Brent Williams 30:39
If you can answer this, we can raise a lot of money for the Walton College.
Varun Grover 30:43
But I think I so, how should AI, so if if we are using AI, to automate jobs, if we're
using AI to, to automate and replace jobs, so you can, you know, you can do an accounting
job better, or you can do a legal job better. Then what is essentially happening is
we are devaluing labor. We're devaluing human skills and labor, because we're essentially
replacing labor with the technology. And that's going to bring the cost of labor down.
So substitution of jobs with technology is probably not the most innovative direction,
it's probably appropriate. And probably the incentives for corporations to make money
are in the cost cutting sphere. So we're certainly going to see a lot of that. But
I think that where we're going to see the human and, and the technology work better
is through augmentation. You never have innovation through automation, you will only
have innovation, if there are ways in which the AI and the technology can work together.
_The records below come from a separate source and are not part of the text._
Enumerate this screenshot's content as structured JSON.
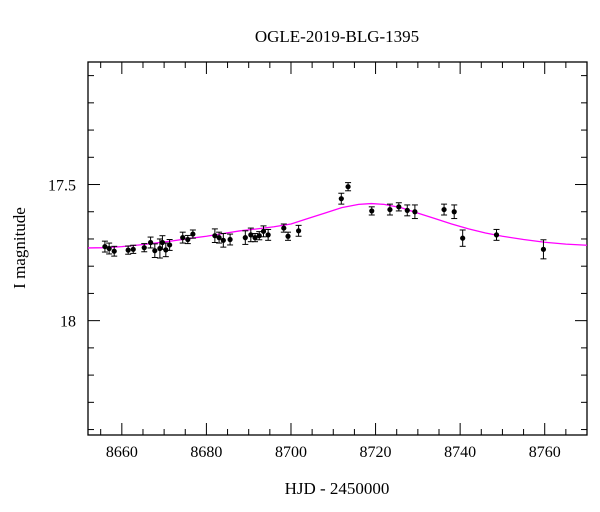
{
  "chart_data": {
    "type": "scatter",
    "title": "OGLE-2019-BLG-1395",
    "xlabel": "HJD - 2450000",
    "ylabel": "I magnitude",
    "xlim": [
      8652,
      8770
    ],
    "ylim": [
      18.42,
      17.05
    ],
    "y_inverted": true,
    "x_ticks": [
      8660,
      8680,
      8700,
      8720,
      8740,
      8760
    ],
    "y_ticks": [
      17.5,
      18
    ],
    "x_tick_labels": [
      "8660",
      "8680",
      "8700",
      "8720",
      "8740",
      "8760"
    ],
    "y_tick_labels": [
      "17.5",
      "18"
    ],
    "grid": false,
    "colors": {
      "data": "#000000",
      "model": "#ff00ff"
    },
    "series": [
      {
        "type": "errorbar",
        "points": [
          {
            "x": 8656.0,
            "y": 17.728,
            "err": 0.02
          },
          {
            "x": 8657.0,
            "y": 17.735,
            "err": 0.02
          },
          {
            "x": 8658.2,
            "y": 17.745,
            "err": 0.018
          },
          {
            "x": 8661.5,
            "y": 17.741,
            "err": 0.015
          },
          {
            "x": 8662.7,
            "y": 17.738,
            "err": 0.015
          },
          {
            "x": 8665.3,
            "y": 17.732,
            "err": 0.015
          },
          {
            "x": 8666.8,
            "y": 17.713,
            "err": 0.02
          },
          {
            "x": 8667.8,
            "y": 17.743,
            "err": 0.025
          },
          {
            "x": 8669.0,
            "y": 17.735,
            "err": 0.035
          },
          {
            "x": 8669.6,
            "y": 17.713,
            "err": 0.025
          },
          {
            "x": 8670.4,
            "y": 17.74,
            "err": 0.025
          },
          {
            "x": 8671.3,
            "y": 17.722,
            "err": 0.02
          },
          {
            "x": 8674.4,
            "y": 17.695,
            "err": 0.02
          },
          {
            "x": 8675.6,
            "y": 17.702,
            "err": 0.015
          },
          {
            "x": 8676.8,
            "y": 17.682,
            "err": 0.015
          },
          {
            "x": 8682.0,
            "y": 17.688,
            "err": 0.025
          },
          {
            "x": 8683.0,
            "y": 17.695,
            "err": 0.02
          },
          {
            "x": 8684.0,
            "y": 17.705,
            "err": 0.025
          },
          {
            "x": 8685.6,
            "y": 17.702,
            "err": 0.02
          },
          {
            "x": 8689.2,
            "y": 17.695,
            "err": 0.025
          },
          {
            "x": 8690.5,
            "y": 17.685,
            "err": 0.025
          },
          {
            "x": 8691.5,
            "y": 17.695,
            "err": 0.015
          },
          {
            "x": 8692.5,
            "y": 17.688,
            "err": 0.015
          },
          {
            "x": 8693.5,
            "y": 17.672,
            "err": 0.02
          },
          {
            "x": 8694.6,
            "y": 17.685,
            "err": 0.02
          },
          {
            "x": 8698.3,
            "y": 17.66,
            "err": 0.015
          },
          {
            "x": 8699.3,
            "y": 17.69,
            "err": 0.015
          },
          {
            "x": 8701.8,
            "y": 17.67,
            "err": 0.02
          },
          {
            "x": 8711.9,
            "y": 17.552,
            "err": 0.02
          },
          {
            "x": 8713.5,
            "y": 17.508,
            "err": 0.015
          },
          {
            "x": 8719.1,
            "y": 17.597,
            "err": 0.015
          },
          {
            "x": 8723.4,
            "y": 17.592,
            "err": 0.02
          },
          {
            "x": 8725.5,
            "y": 17.582,
            "err": 0.015
          },
          {
            "x": 8727.5,
            "y": 17.595,
            "err": 0.02
          },
          {
            "x": 8729.3,
            "y": 17.6,
            "err": 0.025
          },
          {
            "x": 8736.2,
            "y": 17.592,
            "err": 0.02
          },
          {
            "x": 8738.6,
            "y": 17.6,
            "err": 0.025
          },
          {
            "x": 8740.6,
            "y": 17.697,
            "err": 0.03
          },
          {
            "x": 8748.6,
            "y": 17.685,
            "err": 0.02
          },
          {
            "x": 8759.7,
            "y": 17.738,
            "err": 0.035
          }
        ]
      },
      {
        "type": "line",
        "points": [
          {
            "x": 8652,
            "y": 17.733
          },
          {
            "x": 8656,
            "y": 17.732
          },
          {
            "x": 8660,
            "y": 17.728
          },
          {
            "x": 8664,
            "y": 17.722
          },
          {
            "x": 8668,
            "y": 17.715
          },
          {
            "x": 8672,
            "y": 17.707
          },
          {
            "x": 8676,
            "y": 17.698
          },
          {
            "x": 8680,
            "y": 17.69
          },
          {
            "x": 8684,
            "y": 17.68
          },
          {
            "x": 8688,
            "y": 17.67
          },
          {
            "x": 8692,
            "y": 17.663
          },
          {
            "x": 8696,
            "y": 17.655
          },
          {
            "x": 8700,
            "y": 17.645
          },
          {
            "x": 8704,
            "y": 17.625
          },
          {
            "x": 8708,
            "y": 17.605
          },
          {
            "x": 8712,
            "y": 17.585
          },
          {
            "x": 8716,
            "y": 17.573
          },
          {
            "x": 8719,
            "y": 17.57
          },
          {
            "x": 8722,
            "y": 17.573
          },
          {
            "x": 8726,
            "y": 17.585
          },
          {
            "x": 8730,
            "y": 17.605
          },
          {
            "x": 8734,
            "y": 17.625
          },
          {
            "x": 8738,
            "y": 17.645
          },
          {
            "x": 8742,
            "y": 17.663
          },
          {
            "x": 8746,
            "y": 17.678
          },
          {
            "x": 8750,
            "y": 17.69
          },
          {
            "x": 8755,
            "y": 17.702
          },
          {
            "x": 8760,
            "y": 17.712
          },
          {
            "x": 8765,
            "y": 17.719
          },
          {
            "x": 8770,
            "y": 17.723
          }
        ]
      }
    ]
  }
}
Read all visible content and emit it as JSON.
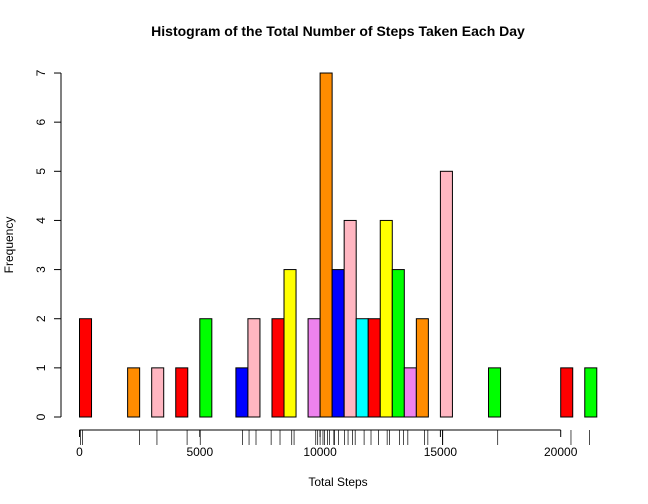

So if you automate a lot, you're basically devaluing the human if you augment you're
up valuing the human, because when you when you automate, your competition is between
the AI and the human, when you augment your competition is between the human with
the AI, and the human without the AI.
Brent Williams 32:24
Right.
Varun Grover 32:25
And so you're upskilling. So I think that we are at a point of inflection, where we
are making 1000s of decisions regarding AI. And it's really important that if corporations
are going to invest in AI, they should consciously think about how to augment human
skills through AI, rather than only automation. Because automation will probably give
you the short term bang for the buck in terms of reduction in costs. But the longer
term impact on innovation will only take place if you give people the discretion to
leverage AI and become and use it innovatively. So if there's there's a series of
tasks in your job, and there's a few that can be automated, that's fine. But then
think about what are the tasks in your jobs that can be augmented. That's where the
innovation comes in. And that's where the value is created.
Brent Williams 33:27
Well, Varun, thank you. Thank you for sharing your knowledge and that knowledge that
comes from decades of work and research and I know I learned a lot and I'm sure our
audience did as well. So thank you for joining me today.
Varun Grover 33:44
Thank you, Brent for having me.
Brent Williams 33:45
On behalf of the Walton College thank you for joining us for this captivating conversation.